FIELD SEASON: records, wandering perspectives, side notes brings to view up to now rarely seen images of archaeological life from the Institute of Fine Arts’s excavations at Abydos, Egypt. With its monuments, tombs, temples, and imposing landscapes, Abydos was perhaps the earliest most revered site of the ancient Egyptians. It boasts a remarkable history of exploration, often times defining of the developing science of archeology, as we know it today. Photographers Greg Maka, Amanda Kirkpatrick and Gus Gusciora will show a numbers of works, selected amongst the literally thousands of photographs that have accumulated in the expedition archives and in their personal archives over the past three years.

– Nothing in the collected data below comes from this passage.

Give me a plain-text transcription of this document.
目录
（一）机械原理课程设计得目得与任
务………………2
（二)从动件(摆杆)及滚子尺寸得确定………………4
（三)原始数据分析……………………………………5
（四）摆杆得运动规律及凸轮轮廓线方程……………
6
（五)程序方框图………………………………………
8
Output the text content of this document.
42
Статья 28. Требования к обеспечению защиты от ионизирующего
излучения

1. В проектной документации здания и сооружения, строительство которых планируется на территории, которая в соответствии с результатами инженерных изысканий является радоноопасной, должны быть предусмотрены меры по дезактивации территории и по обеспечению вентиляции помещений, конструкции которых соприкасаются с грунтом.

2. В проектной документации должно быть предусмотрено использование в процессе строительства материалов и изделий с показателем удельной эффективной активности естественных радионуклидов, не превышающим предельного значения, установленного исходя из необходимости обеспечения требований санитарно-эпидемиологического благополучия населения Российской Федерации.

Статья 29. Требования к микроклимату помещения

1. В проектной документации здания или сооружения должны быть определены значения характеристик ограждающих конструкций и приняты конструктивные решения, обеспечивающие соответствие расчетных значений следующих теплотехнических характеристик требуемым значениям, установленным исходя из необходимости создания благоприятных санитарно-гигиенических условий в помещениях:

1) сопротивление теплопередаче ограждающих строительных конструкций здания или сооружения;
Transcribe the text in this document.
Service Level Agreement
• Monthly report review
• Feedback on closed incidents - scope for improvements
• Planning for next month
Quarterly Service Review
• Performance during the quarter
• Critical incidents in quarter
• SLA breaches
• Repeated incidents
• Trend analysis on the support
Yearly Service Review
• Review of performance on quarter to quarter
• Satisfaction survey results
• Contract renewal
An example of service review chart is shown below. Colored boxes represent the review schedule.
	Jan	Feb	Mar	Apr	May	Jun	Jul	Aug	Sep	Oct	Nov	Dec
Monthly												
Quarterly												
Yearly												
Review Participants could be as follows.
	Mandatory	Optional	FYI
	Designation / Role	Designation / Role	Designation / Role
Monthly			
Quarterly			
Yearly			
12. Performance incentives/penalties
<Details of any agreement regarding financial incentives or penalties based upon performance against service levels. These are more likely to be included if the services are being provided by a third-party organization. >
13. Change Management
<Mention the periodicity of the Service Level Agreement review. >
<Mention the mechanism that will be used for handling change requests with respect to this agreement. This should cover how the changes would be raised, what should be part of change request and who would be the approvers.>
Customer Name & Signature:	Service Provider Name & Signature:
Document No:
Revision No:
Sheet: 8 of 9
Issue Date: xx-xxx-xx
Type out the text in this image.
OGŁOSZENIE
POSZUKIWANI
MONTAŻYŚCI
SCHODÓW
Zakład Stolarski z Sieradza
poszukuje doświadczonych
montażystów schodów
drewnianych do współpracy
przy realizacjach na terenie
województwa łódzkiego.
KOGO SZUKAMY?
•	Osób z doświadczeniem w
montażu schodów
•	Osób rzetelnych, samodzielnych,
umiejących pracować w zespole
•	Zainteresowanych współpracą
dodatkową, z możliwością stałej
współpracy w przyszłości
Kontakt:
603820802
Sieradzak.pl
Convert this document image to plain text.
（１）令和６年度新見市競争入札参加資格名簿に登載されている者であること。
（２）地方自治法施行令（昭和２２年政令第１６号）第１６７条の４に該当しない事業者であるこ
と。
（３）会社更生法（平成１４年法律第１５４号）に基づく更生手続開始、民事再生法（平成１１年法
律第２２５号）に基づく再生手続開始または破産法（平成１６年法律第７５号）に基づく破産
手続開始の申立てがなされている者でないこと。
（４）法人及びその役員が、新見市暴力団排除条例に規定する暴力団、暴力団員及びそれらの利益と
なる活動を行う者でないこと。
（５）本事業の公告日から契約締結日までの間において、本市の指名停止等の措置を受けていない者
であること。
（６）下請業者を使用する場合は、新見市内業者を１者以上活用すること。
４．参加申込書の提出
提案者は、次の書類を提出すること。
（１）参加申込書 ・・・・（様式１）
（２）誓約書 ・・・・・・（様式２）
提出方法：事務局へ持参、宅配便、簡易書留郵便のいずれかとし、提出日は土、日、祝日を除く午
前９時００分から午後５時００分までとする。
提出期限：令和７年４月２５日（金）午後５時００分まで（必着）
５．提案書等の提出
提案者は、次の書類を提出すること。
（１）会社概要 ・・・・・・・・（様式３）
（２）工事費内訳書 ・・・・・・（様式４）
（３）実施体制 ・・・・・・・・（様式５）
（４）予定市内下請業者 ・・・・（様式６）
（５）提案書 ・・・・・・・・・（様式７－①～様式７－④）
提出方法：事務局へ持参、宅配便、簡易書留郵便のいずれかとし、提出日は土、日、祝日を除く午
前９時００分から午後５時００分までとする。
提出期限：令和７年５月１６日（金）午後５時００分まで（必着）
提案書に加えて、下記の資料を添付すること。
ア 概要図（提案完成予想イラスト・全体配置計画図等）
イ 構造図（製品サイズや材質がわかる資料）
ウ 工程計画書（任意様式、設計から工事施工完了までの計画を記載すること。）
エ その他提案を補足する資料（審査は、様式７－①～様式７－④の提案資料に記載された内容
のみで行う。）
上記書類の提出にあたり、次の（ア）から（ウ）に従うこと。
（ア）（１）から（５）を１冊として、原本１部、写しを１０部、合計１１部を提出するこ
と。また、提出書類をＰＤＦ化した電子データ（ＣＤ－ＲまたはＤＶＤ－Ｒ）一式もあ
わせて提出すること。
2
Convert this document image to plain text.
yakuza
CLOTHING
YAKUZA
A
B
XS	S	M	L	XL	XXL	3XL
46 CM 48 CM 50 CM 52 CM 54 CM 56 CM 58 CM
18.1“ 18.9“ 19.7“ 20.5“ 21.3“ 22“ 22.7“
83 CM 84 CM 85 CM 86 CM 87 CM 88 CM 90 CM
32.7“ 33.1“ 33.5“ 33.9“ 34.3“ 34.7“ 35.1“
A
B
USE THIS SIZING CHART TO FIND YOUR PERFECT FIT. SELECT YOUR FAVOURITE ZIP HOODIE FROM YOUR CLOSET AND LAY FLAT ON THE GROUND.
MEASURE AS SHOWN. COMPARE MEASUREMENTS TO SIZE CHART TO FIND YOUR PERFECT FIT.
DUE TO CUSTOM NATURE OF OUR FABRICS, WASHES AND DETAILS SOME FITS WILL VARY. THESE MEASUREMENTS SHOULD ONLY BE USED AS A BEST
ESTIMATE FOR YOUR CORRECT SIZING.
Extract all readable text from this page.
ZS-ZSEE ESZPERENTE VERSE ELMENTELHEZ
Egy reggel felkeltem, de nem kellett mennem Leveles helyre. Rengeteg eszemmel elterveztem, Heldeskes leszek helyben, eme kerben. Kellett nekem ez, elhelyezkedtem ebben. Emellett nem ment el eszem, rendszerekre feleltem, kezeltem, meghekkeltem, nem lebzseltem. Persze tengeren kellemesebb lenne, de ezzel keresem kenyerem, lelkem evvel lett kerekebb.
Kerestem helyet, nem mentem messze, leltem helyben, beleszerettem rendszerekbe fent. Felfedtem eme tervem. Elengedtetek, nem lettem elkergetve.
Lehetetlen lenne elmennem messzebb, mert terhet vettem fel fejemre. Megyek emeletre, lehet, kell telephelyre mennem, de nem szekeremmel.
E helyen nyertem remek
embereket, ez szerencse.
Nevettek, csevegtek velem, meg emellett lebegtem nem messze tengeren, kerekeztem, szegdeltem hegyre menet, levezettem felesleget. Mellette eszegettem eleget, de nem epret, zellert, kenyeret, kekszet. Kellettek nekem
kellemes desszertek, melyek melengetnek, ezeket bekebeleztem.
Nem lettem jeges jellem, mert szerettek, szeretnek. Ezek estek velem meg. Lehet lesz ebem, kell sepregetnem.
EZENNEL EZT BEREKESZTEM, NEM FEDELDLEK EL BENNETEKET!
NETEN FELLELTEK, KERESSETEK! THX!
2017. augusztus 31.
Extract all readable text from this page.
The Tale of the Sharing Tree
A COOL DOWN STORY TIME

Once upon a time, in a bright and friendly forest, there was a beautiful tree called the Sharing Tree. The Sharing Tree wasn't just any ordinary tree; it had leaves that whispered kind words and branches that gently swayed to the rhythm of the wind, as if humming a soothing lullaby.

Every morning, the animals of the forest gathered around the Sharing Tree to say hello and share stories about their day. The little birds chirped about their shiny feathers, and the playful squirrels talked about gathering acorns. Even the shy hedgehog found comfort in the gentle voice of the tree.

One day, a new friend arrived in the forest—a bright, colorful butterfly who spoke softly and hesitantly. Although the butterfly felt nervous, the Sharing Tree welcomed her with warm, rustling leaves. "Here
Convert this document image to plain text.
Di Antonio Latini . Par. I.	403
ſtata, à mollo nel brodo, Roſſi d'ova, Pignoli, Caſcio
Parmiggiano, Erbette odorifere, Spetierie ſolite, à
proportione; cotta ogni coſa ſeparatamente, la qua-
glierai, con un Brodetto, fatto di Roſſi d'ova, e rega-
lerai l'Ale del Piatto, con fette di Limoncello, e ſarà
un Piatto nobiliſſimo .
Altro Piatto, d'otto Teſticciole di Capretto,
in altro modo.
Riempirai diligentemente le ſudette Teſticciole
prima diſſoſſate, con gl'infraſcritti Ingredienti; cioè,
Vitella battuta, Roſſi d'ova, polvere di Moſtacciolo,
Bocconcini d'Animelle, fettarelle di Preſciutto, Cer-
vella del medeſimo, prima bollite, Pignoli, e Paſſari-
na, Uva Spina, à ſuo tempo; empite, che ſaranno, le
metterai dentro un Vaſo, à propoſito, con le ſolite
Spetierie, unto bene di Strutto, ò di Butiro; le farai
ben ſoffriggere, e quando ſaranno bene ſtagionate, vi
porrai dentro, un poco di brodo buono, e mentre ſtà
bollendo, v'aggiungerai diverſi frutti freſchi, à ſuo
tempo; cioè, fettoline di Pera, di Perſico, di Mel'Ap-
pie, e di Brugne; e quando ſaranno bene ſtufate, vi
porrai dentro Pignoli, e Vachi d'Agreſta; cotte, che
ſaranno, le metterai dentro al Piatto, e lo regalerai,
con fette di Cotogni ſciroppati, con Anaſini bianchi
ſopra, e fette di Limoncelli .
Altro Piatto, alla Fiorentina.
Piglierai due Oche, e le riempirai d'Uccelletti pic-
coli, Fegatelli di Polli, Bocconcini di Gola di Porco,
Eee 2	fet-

Each of these prints start form the premise that archeology does not begin nor end in institutions. Rather it remains to a large extent a localized practice with a direct impact, on foreigners and locals alike. Contradictions and overlaps attempt to bridge incomprehensible amounts of time, between those of today and those of long ago, between the knowledge of the present and the legacy of the past. These landscapes and portraits – in an expanded sense – migrate along the borders of those unraveling geographic and introspective spaces that alter mindsets, processes and patterns for the formation of knowledge. What is found and what is lost with the convergence of different generations, of cultures, philosophies and mythologies, becomes the lasting consequence of the work on view. Thus, side notes, records and wandering perspectives – reactions to the vastness of such weighty encounters.
The exhibition will be on view starting December at the Kimmel Galleries at New York University. All funds gathered through Kickstarter will be used for the framing of the work and installation of the show. Part of the proceeds from the sale of the catalogues and prints will go towards a fund for children and youth from Abydos, Egypt.